Au-delà du ZAN, l'ancien ministre de Nicolas Sarkozy qui nourrit des ambitions pour 2027 ne s'est pas privé de s'en prendre à l'Etat, voulant incarner la résistance des ruraux face à la bureaucratie parisienne. "Ce n'est plus nous qui décidons, ce sont les services de l'Etat (…) où est la démocratie à l'arrivée ?" Puis il s'avance en terrain conquis quand il évoque le sujet des financements et des dotations, reprenant l'antienne de l'AMRF qui, depuis des années, s'indigne du fait qu' "un urbain vaut deux ruraux" dans le calcul de la dotation globale de fonctionnement (DGF). "On s'est habitués à un système à deux vitesses entre l'urbain et le rural", poursuit-il, prenant l'exemple du ministère de la Culture qui, selon lui, consacre 800 euros par habitant à Paris, contre 20 euros dans les zones rurales. "Elles n'ont pas droit aux bibliothèques, aux festivals, aux animations culturelles ?", s'insurge-t-il. Le président de région assure qu'il fait l'inverse. Quand il est arrivé, la région accordait "cinq fois plus de crédits par habitant pour Lyon", aujourd'hui "les communes rurales perçoivent deux fois plus par habitant que les zones urbaines". "On soutient les centres hospitaliers en zone rurale mais je ne le fais pas pour les CHU, je soutiens la Matheysine (une zone de montagne située sur le flanc ouest des Ecrins, ndlr). Il n'y a aucune raison qu'on accepte une République à deux vitesses", illustre-t-il, rappelant que lors de l'électrification de la France sous la IIIe République, "l'Etat a payé" alors que "pour le déploiement de la fibre il n'y a pas eu de solidarité". "Paris n'a pas eu à payer un euro. Nous, on doit se saigner aux quatre veines."

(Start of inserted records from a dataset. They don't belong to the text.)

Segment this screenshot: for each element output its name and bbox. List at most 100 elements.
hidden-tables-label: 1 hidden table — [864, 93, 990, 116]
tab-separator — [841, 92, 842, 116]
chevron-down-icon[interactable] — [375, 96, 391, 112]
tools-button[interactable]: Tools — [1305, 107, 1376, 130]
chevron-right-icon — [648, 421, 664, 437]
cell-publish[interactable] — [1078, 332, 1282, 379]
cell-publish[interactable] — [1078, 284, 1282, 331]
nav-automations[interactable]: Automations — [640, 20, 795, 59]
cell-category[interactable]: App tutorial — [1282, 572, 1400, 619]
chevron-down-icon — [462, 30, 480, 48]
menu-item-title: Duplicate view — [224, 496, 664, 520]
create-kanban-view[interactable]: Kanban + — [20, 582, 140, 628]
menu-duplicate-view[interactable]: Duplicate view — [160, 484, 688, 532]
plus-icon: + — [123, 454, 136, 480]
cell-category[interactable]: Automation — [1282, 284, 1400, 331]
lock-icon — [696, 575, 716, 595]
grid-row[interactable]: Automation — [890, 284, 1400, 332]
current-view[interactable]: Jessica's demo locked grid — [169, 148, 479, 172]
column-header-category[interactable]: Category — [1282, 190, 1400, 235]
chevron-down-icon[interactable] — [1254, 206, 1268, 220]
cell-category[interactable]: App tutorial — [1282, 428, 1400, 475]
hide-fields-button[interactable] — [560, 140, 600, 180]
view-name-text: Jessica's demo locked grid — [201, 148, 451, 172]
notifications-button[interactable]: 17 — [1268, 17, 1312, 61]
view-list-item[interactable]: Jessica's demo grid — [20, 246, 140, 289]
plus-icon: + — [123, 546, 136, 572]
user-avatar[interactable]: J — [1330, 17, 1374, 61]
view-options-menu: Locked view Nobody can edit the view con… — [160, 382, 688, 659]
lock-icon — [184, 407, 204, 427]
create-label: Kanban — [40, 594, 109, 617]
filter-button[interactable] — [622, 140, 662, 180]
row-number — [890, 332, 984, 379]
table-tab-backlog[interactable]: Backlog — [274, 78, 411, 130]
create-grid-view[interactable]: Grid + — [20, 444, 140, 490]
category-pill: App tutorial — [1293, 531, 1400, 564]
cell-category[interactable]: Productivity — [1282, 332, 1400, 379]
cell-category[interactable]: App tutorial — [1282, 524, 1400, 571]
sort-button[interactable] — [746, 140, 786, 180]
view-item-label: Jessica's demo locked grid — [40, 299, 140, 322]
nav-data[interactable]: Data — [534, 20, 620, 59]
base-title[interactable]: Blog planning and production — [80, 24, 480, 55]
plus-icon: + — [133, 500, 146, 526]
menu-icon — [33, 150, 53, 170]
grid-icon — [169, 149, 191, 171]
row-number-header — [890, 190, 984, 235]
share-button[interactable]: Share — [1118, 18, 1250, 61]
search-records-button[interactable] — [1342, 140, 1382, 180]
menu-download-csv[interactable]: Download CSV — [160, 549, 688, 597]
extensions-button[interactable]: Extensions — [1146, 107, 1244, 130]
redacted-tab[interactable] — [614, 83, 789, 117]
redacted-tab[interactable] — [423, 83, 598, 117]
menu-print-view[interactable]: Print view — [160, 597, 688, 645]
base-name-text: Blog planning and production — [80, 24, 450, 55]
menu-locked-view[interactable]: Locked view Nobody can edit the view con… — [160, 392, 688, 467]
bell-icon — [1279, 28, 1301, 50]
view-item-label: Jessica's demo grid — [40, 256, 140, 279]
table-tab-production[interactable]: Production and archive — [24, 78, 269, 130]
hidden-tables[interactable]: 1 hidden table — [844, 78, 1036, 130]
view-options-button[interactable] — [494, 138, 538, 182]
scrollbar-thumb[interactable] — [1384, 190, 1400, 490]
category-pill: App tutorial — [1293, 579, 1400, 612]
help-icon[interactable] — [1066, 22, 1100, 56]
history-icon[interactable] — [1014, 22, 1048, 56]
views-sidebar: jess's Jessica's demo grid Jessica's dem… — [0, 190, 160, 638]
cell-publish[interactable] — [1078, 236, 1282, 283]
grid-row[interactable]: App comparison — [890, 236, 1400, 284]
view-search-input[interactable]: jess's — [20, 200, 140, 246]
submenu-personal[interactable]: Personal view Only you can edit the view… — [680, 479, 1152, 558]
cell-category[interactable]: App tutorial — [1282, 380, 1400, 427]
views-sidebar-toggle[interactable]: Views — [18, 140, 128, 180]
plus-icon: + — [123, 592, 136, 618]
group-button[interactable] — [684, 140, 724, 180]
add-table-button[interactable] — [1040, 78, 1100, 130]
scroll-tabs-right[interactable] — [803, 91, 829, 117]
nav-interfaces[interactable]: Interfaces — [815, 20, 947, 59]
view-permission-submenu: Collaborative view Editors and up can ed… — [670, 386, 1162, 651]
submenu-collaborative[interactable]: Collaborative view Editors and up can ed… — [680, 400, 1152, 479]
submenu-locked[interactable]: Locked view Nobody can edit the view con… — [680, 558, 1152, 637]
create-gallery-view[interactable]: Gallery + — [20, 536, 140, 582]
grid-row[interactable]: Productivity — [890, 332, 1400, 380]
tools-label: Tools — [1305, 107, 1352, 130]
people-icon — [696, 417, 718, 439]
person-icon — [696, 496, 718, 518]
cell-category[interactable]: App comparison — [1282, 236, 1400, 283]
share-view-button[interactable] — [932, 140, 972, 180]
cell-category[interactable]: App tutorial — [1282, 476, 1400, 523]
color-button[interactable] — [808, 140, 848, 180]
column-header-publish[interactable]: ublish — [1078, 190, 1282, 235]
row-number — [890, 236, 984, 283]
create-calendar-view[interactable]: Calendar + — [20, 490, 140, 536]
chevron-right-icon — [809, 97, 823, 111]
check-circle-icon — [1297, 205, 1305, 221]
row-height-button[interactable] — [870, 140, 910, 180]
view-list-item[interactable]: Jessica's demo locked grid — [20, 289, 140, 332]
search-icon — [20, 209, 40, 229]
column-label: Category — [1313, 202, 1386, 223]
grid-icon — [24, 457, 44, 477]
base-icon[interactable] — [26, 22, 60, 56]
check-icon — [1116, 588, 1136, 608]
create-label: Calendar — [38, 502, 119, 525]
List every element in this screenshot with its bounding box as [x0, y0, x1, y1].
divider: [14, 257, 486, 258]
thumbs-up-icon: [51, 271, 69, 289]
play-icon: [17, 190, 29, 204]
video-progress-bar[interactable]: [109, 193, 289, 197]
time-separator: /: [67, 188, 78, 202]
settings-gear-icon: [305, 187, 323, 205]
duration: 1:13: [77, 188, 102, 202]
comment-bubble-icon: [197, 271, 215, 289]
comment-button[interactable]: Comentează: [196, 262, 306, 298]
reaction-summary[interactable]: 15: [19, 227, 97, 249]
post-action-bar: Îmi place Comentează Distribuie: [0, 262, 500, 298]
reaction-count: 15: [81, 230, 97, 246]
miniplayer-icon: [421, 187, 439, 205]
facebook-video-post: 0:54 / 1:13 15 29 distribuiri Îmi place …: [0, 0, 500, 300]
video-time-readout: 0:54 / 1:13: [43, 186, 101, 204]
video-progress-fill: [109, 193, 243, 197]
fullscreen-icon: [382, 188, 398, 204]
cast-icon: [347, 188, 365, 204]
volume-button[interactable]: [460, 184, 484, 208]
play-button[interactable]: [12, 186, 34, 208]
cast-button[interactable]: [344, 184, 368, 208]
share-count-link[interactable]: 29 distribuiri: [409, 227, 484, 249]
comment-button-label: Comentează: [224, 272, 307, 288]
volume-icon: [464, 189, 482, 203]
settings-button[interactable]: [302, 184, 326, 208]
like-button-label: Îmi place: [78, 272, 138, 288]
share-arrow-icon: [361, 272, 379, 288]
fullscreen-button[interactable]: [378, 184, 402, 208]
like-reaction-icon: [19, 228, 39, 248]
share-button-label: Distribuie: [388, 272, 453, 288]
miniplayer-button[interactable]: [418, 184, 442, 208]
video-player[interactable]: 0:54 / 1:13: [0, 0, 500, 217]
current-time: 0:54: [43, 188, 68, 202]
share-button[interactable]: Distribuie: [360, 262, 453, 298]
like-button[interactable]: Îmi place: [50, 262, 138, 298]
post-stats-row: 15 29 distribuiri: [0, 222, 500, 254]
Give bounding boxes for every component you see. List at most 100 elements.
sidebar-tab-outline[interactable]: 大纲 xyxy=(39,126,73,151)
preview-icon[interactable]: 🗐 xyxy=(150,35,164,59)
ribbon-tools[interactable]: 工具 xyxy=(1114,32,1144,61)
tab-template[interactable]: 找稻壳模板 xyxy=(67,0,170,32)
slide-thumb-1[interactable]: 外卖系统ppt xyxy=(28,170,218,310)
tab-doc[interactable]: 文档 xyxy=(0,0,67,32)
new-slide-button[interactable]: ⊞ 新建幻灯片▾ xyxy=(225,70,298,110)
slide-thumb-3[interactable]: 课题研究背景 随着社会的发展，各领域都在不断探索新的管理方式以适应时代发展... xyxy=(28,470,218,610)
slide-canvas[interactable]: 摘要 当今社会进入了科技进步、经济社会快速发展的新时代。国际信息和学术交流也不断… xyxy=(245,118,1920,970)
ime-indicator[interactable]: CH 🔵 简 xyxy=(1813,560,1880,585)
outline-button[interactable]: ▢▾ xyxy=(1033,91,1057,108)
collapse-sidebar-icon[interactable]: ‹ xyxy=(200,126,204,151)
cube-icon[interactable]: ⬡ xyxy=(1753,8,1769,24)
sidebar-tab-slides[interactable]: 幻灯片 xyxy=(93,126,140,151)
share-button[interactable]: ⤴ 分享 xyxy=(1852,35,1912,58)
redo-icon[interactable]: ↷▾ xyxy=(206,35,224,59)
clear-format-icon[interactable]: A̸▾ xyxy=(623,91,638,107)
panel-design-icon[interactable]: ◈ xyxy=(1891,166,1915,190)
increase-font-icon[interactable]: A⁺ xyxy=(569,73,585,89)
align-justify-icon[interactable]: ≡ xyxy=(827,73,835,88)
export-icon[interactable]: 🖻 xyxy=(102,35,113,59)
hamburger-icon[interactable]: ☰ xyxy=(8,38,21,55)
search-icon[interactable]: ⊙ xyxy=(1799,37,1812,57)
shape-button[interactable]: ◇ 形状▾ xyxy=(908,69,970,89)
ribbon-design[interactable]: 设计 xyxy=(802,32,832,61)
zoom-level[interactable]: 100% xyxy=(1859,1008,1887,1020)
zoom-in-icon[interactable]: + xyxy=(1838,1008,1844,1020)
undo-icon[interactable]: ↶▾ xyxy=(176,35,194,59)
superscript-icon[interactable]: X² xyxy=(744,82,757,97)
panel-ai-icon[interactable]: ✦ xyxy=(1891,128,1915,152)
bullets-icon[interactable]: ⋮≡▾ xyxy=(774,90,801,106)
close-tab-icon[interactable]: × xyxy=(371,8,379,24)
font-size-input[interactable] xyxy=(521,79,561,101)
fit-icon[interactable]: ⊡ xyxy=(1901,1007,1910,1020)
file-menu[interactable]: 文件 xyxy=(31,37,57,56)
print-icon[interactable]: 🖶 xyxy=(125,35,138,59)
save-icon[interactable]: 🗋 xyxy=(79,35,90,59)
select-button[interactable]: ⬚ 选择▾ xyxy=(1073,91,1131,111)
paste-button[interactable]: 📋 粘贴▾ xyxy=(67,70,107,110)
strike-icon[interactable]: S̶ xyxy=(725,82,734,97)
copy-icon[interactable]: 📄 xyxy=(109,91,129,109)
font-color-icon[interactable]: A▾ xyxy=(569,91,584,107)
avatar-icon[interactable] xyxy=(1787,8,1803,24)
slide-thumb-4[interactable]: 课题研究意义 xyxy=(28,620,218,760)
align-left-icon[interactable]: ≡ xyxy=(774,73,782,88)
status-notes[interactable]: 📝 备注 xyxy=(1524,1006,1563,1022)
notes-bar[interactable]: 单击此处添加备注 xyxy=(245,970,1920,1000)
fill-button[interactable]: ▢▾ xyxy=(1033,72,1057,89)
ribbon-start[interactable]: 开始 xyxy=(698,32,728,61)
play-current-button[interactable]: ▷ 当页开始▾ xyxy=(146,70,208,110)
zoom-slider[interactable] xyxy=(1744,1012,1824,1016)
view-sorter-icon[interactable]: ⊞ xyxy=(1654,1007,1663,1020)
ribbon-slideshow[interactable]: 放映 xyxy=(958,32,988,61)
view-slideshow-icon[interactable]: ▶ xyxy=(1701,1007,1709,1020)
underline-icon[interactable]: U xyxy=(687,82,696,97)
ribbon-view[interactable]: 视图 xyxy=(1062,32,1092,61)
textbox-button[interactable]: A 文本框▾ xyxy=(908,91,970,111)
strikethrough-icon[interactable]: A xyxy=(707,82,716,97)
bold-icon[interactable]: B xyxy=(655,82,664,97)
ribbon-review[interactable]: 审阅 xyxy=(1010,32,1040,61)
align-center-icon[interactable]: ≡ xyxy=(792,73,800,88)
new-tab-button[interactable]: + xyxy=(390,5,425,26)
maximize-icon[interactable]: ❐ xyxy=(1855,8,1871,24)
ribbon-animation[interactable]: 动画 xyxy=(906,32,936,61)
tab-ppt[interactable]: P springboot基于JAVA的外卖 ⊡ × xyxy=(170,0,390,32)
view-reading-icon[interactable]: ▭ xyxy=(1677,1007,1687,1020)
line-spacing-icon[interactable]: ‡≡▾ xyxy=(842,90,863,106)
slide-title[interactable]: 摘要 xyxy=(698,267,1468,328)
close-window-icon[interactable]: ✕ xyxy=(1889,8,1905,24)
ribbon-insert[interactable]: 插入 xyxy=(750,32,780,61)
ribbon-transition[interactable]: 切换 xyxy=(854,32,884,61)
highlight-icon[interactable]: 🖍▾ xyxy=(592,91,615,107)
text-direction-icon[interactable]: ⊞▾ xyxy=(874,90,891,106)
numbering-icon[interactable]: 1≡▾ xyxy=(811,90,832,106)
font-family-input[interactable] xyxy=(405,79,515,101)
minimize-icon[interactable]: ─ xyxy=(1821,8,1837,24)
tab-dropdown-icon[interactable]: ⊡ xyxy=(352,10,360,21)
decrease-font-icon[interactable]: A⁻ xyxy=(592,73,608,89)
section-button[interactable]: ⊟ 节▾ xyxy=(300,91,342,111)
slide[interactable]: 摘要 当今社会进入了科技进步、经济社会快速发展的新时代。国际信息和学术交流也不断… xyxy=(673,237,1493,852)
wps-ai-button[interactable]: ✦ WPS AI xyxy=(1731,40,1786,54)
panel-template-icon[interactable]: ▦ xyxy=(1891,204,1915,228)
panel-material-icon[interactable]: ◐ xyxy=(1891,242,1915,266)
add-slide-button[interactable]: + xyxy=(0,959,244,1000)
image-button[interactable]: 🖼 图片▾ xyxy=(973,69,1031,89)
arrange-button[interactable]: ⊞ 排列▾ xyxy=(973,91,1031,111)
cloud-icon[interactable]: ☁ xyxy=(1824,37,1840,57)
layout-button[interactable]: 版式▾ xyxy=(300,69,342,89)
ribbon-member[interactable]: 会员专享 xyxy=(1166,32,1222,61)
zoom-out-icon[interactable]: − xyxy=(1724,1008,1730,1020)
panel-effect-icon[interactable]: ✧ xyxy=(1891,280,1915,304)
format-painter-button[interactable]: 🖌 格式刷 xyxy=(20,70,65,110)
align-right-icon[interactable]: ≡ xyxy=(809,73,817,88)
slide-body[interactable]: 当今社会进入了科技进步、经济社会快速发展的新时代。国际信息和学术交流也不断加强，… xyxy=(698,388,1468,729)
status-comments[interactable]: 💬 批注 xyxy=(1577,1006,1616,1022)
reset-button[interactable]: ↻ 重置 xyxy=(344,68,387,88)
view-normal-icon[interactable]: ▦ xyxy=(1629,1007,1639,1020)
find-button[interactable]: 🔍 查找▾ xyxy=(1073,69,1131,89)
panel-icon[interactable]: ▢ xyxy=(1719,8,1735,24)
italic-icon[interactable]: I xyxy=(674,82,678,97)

Face à un tel assaut de "slogans de campagne", le président de l'AMRF Michel Fournier – qui la veille semblait au diapason avec le gouvernement sur sa politique de planification écologique – s'incline. "Ce constat, nous le partageons à 200%. Je vais aller plus loin. En vertu des pouvoirs qui me sont conférés, Laurent Wauquiez, je vous fais président de l'AMRF." Dans les rangs des maires ruraux, l'énergie du discours du président de région passe bien. Mais on ne se fait guère d'illusion sur sa vocation politicienne.